Mahaavar’s eyes grew large, terror bleeding from his wound along with dark blood.
“We could keep you this way for eons,” Sungui said, “trapped between the edges of life and death.”
Durangshara laughed, a metallic chortle. So very cruel, that one.
“Yet I pity you, Mahaavar,” Sungui said. “Instead of this lingering punishment, we will accept you in the Ancient Way.” Mahaavar’s wet eyes closed. Sungui reached a hand to grab his throat and sang the tones of an ancient song.
The hand released the neck, and Mahaavar fell at last. His body clattered against the stones, no longer made of flesh and blood. The Ear was now a bone-pale statue, a perfect effigy of himself, dead of eye and limb. Sungui licked a finger and rubbed it along Mahaavar’s petrified cheek. He brought it to his tongue and tasted the salt. Bitter and strong as any earthly salt.
Sungui grabbed the salt figure’s wrist and broke off the entire hand with a snapping sound. He raised it to show his fellow High Seraphim that the consumption was ready. Each of them came forward, male and female, reaching down to snap off an arm, a foot, a thigh. The head was divided three ways into odd-shaped blocks of grainy salt. They broke the salted Mahaavar into a dozen white lumps, shoving each of them into their mouths, and chewed at the chalky substance.
Sungui crumbled each of the salt fingers into his hand and dropped them into his mouth, swallowing the bitterness easily as water. Then the rest of the hand, gnawed to dust and coursing down his throat while the others devoured the rest of the salt figure. When it was done, they arose from the floor with pale stains about lips and chins. All that remained between them were a few scattered grains which no slave would ever know to be any different from the seasoning used in the kitchens.
Now the circle reformed itself. The imbibed pieces of Mahaavar turned to light in their bellies. The salt-eaters glowed from mouth, nostril, and eye, until the greatness of their own spirits subsumed the ingested shards of Mahaavar.
So did members of the Old Breed die, consumed by their fellows, never tasting the sweetness of a mortal death; only divided into oblivion among those who remained. Sungui’s kind could neither be created nor truly destroyed. He hoped the death of his lover might remind these listeners of that essential fact. If so, then Mahaavar’s slaying would have some meaning. Some purpose.
Sungui led them in the meditation once again. The imbibed power settled in their stomachs and spread throughout their limbs, becoming less than noticeable. His voice guided them through the depths of forgotten ages, back into the formless void that gave birth to all things, back to the source of their common essence. Back to the days when even Zyung himself was simply One of Many, and the deep cosmos was their playground.
Now the listeners emerged from the trance, and Sungui saw it flickering in their eyes. He did not mistake it for the glow of Mahaavar’s faded essence. This was another fire. The fire of memory. The flames of outrage and epiphany. Now they remembered exactly what they used to be. They would remember for days, some even for weeks. During this time, their secret resentment would fester, and the Almighty’s rule would weigh on them like a bronze yoke.
They would realize the similarities between themselves and the humans that were so expendable. Like Sungui, they would recognize the shape of their own slavery. Yes, even the High Seraphim were but slaves in the blinding glare of His Holiness. Now they remembered this fact.
Yet they would soon forget. Zyung’s power over them always reasserted itself.
So it had been for millennia.
“Now is the time,” Sungui spoke. He met each of their gleaming eyes. “While memory lives fresh in your minds, while Zyung’s dreams of western conquest command his attention. His ambition is our opportunity. While he is distracted, we can rise up and take it all. We can end our bondage and claim his empire for our own. Join me in this, and we will be again what we were. Not Gods… but greater than Gods.”

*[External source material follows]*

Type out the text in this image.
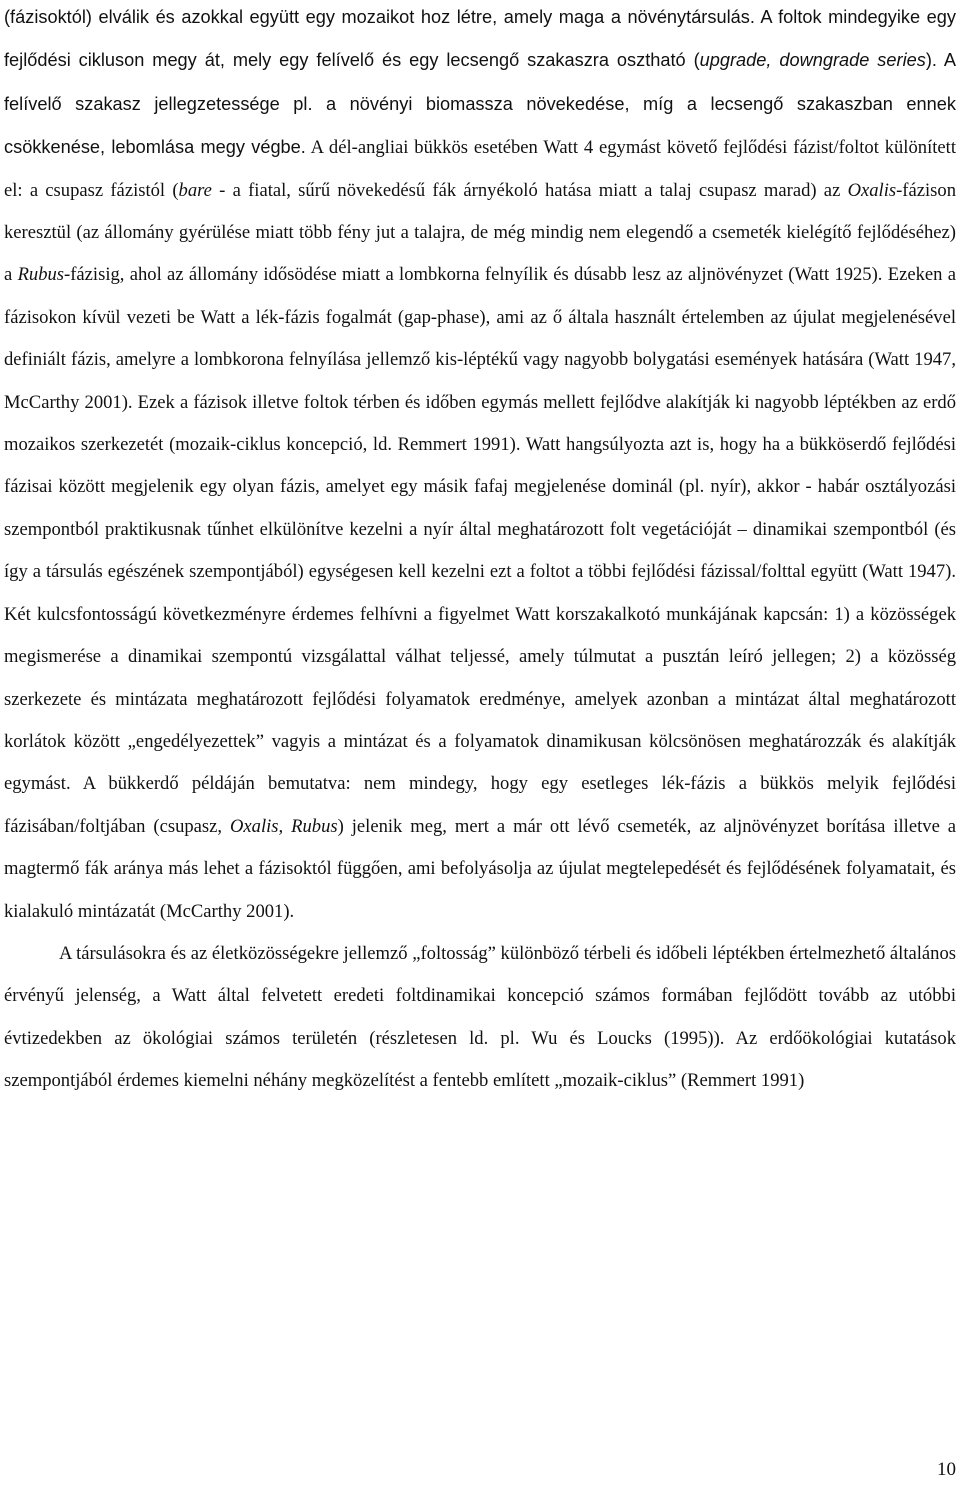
(fázisoktól) elválik és azokkal együtt egy mozaikot hoz létre, amely maga a növénytársulás. A foltok mindegyike egy fejlődési cikluson megy át, mely egy felívelő és egy lecsengő szakaszra osztható (upgrade, downgrade series). A felívelő szakasz jellegzetessége pl. a növényi biomassza növekedése, míg a lecsengő szakaszban ennek csökkenése, lebomlása megy végbe. A dél-angliai bükkös esetében Watt 4 egymást követő fejlődési fázist/foltot különített el: a csupasz fázistól (bare - a fiatal, sűrű növekedésű fák árnyékoló hatása miatt a talaj csupasz marad) az Oxalis-fázison keresztül (az állomány gyérülése miatt több fény jut a talajra, de még mindig nem elegendő a csemeték kielégítő fejlődéséhez) a Rubus-fázisig, ahol az állomány idősödése miatt a lombkorna felnyílik és dúsabb lesz az aljnövényzet (Watt 1925). Ezeken a fázisokon kívül vezeti be Watt a lék-fázis fogalmát (gap-phase), ami az ő általa használt értelemben az újulat megjelenésével definiált fázis, amelyre a lombkorona felnyílása jellemző kis-léptékű vagy nagyobb bolygatási események hatására (Watt 1947, McCarthy 2001). Ezek a fázisok illetve foltok térben és időben egymás mellett fejlődve alakítják ki nagyobb léptékben az erdő mozaikos szerkezetét (mozaik-ciklus koncepció, ld. Remmert 1991). Watt hangsúlyozta azt is, hogy ha a bükköserdő fejlődési fázisai között megjelenik egy olyan fázis, amelyet egy másik fafaj megjelenése dominál (pl. nyír), akkor - habár osztályozási szempontból praktikusnak tűnhet elkülönítve kezelni a nyír által meghatározott folt vegetációját – dinamikai szempontból (és így a társulás egészének szempontjából) egységesen kell kezelni ezt a foltot a többi fejlődési fázissal/folttal együtt (Watt 1947). Két kulcsfontosságú következményre érdemes felhívni a figyelmet Watt korszakalkotó munkájának kapcsán: 1) a közösségek megismerése a dinamikai szempontú vizsgálattal válhat teljessé, amely túlmutat a pusztán leíró jellegen; 2) a közösség szerkezete és mintázata meghatározott fejlődési folyamatok eredménye, amelyek azonban a mintázat által meghatározott korlátok között „engedélyezettek” vagyis a mintázat és a folyamatok dinamikusan kölcsönösen meghatározzák és alakítják egymást. A bükkerdő példáján bemutatva: nem mindegy, hogy egy esetleges lék-fázis a bükkös melyik fejlődési fázisában/foltjában (csupasz, Oxalis, Rubus) jelenik meg, mert a már ott lévő csemeték, az aljnövényzet borítása illetve a magtermő fák aránya más lehet a fázisoktól függően, ami befolyásolja az újulat megtelepedését és fejlődésének folyamatait, és kialakuló mintázatát (McCarthy 2001).

A társulásokra és az életközösségekre jellemző „foltosság” különböző térbeli és időbeli léptékben értelmezhető általános érvényű jelenség, a Watt által felvetett eredeti foltdinamikai koncepció számos formában fejlődött tovább az utóbbi évtizedekben az ökológiai számos területén (részletesen ld. pl. Wu és Loucks (1995)). Az erdőökológiai kutatások szempontjából érdemes kiemelni néhány megközelítést a fentebb említett „mozaik-ciklus” (Remmert 1991)

10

The faces of Those Who Listen were placid pools hiding untold depths of memory and experience. Johaar looked to Mezviit, and Mezviit turned to Aldreka. In the end they all turned to lovely Lavanyia.
Lavanyia offered a smile of infuriating kindness.
Sungui’s male loins ached.
I will have her, if it takes a century.
“Sweet Sungui,” said Lavanyia. Her jeweled fingers rose to caress the muscles of his chest, not daring to plunge beneath the silvery satin, yet warm through the thin fabric. “You are well named Sungui the Venomous by those who fear you. Your ambition rivals that of His Holiness. Yet you are but a mote set to spinning about his bright sun. So are we all. Planets fixed in the gravity of his grand order. What you suggest–what you dream–is not possible.”